The WikiLeak War has begun

For nearly a week now, WikiLeaks has been facing the full power and fury of a nation state scorned. It’s servers have been subjected to denial of service attacks, it’s domain revoked, it’s had the means by which the public could offer financial support – Paypal, Visa, Mastercard – withdrawn under political pressure. It’s been the subject of withering attacks in many (though not all) of the editorial pages of the establishment press. It’s public face has been arrested.

And yet for all that it’s not enough to stop WikiLeaks from continuing it’s work.

And now whatever amorphous mass consciousness WikiLeaks sprung from is pushing back – websites for Swiss banks, Visa and Mastercard are currently down and groups like “anonymous” is the culprit. The stakes are high:

This is the old order’s first salvo, an old-fashioned show of power, using old-world intimidation tactics to bring down tangible assets and demonstrate the fragility of the Internet we thought we could trust. Make no mistake, if they win here, online life will change. Expect tighter government control, more regulations and sanitised information flow.

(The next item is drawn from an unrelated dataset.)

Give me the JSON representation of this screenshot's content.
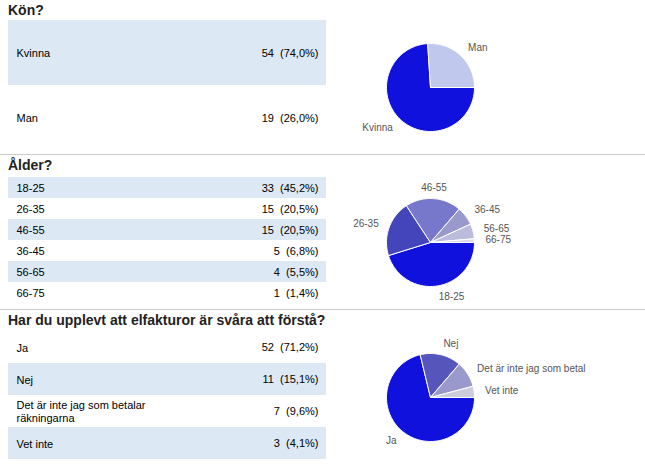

But I wouldn’t bet against the “[a]ngry, porn-obsessed adolescents” – and I don’t think that’s an accurate description of the demographic or the motivation. But for the sake of argument let’s assume this purposely dismissive and common characterization is true. In a few brief years they won’t be adolescents anymore, they’ll be blooded veterans of the WikiLeaks War. And let’s face it, it’s a lot easier to be an insurgent from the comfort of your parent’s basement*

No one’s in control at the moment. But someone has blinked.

*As opposed to taking to the streets of Tehran and facing down the Basij. Which the angry, porn-obsessed adolescents did anyway.